API: To access Monitoring through APIs, use Monitoring API for metrics and alarms and Notifications API for notifications (used with alarms).
Moving Alarms to a Different Compartment
You can move alarms from one compartment to another. When you move an alarm to a new compartment, its associated metrics remain where they are. After you move the alarm to the new compartment, inherent policies apply immediately and affect access to the alarm through the Console. For more information on moving resources to other compartments, see To move a resource to a different compartment.
To move resources between compartments, resource users must have sufficient access permissions on the compartment that the resource is being moved to, as well as the current compartment. For more information about permissions for Monitoring resources, see Details for Monitoring.
Authentication and Authorization
Each service in Oracle Cloud Infrastructure integrates with IAM for authentication and authorization, for all interfaces (the Console, SDK or CLI, and REST API).

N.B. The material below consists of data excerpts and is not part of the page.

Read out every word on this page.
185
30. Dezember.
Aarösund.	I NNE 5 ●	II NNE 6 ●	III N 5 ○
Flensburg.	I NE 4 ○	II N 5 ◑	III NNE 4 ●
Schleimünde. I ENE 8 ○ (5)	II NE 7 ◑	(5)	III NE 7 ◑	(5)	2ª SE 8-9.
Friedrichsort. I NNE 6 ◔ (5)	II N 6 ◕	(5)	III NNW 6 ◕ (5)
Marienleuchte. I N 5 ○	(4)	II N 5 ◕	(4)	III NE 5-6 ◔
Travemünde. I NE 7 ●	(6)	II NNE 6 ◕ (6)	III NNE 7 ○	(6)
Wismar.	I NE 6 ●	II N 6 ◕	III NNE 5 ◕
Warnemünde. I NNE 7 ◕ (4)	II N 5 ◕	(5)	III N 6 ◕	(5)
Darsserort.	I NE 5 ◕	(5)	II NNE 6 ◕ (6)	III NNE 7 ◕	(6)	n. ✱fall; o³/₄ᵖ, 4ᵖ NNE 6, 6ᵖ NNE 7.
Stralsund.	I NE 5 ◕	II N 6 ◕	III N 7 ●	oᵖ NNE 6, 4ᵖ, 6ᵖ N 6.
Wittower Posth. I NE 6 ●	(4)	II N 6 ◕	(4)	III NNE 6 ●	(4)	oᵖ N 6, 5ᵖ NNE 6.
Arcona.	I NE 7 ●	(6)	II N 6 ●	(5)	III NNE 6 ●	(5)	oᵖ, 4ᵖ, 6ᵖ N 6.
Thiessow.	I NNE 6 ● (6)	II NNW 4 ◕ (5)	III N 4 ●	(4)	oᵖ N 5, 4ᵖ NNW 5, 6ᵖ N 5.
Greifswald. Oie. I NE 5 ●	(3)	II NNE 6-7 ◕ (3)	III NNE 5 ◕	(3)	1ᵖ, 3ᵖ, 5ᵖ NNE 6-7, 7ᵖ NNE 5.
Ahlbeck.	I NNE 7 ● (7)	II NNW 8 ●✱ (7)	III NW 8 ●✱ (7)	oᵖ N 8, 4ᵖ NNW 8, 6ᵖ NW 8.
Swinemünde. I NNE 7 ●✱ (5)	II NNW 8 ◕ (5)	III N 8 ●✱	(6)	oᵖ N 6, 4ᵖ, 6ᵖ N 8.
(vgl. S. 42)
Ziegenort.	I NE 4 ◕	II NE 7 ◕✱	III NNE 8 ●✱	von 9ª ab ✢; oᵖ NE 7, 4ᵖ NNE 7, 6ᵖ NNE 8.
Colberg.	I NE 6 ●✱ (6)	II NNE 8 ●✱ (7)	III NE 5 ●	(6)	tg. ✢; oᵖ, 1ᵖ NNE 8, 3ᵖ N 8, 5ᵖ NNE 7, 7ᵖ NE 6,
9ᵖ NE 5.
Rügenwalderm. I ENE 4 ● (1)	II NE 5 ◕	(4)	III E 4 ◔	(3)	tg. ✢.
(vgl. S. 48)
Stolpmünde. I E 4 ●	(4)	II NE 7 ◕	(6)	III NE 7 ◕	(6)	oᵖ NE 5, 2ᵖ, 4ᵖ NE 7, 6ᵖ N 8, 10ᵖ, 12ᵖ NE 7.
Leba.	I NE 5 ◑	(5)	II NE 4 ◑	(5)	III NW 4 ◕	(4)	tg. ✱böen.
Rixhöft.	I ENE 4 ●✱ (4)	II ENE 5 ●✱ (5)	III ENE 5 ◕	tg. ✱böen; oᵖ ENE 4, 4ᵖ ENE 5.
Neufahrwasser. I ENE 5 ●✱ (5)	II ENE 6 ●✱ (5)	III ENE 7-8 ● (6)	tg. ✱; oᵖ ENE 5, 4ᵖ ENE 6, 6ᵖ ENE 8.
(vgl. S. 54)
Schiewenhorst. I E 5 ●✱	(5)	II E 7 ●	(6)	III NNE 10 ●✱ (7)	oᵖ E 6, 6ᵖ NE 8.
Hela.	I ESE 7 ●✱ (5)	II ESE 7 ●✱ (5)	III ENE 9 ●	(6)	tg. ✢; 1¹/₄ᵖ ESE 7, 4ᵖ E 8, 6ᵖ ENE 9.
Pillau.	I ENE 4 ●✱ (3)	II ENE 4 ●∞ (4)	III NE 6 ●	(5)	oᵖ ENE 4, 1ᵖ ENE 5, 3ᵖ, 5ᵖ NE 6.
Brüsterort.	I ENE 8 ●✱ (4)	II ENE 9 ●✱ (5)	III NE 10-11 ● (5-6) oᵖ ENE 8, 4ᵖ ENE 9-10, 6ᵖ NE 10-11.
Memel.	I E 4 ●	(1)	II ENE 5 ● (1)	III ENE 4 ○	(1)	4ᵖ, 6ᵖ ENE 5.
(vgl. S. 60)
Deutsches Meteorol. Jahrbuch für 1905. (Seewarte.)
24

An administrator in your organization needs to set up groups , compartments , and policies that control which users can access which services, which resources, and the type of access. For example, the policies control who can create new users, create and manage the cloud network, launch instances, create buckets, download objects, etc. For more information, see Getting Started with Policies. For specific details about writing policies for each of the different services, see Policy Reference.
If you’re a regular user (not an administrator) who needs to use the Oracle Cloud Infrastructure resources that your company owns, contact your administrator to set up a user ID for you. The administrator can confirm which compartment or compartments you should be using.
Administrators: For common policies that give groups access to metrics, see Let users view metric definitions in a compartment and Restrict user access to a specific metric namespace. For a common alarms policy, see Let users view alarms. To authorize resources, such as instances, to make API calls, add the resources to a dynamic group. Use the dynamic group's matching rules to add the resources, and then create a policy that allows that dynamic group access to metrics. See Let instances make API calls to access monitoring metrics in the tenancy.
Limits on Monitoring
See Monitoring Limits for a list of applicable limits and instructions for requesting a limit increase.
Other limits include the following.
Storage Limits
Item | Time range stored |
---|---|
Metric definitions | 14 days |
Alarm history entries | 90 days |
Returned Data Limits (Metrics)
When you query metrics and view metric charts, the returned data is subject to certain limits. Limits information for returned data includes the 100,000 data point maximum and time range maximums (determined by resolution, which relates to interval). See MetricData Reference.
Troubleshooting Limits
If you see an error that the query has exceeded the maximum number of metric streams , then update the query to evaluate a number of metric streams that is within the limit. For example, you can reduce the metric streams by specifying dimensions. You can continue to evaluate all metric streams that were in the original query by spreading the metric streams across multiple queries (or alarms).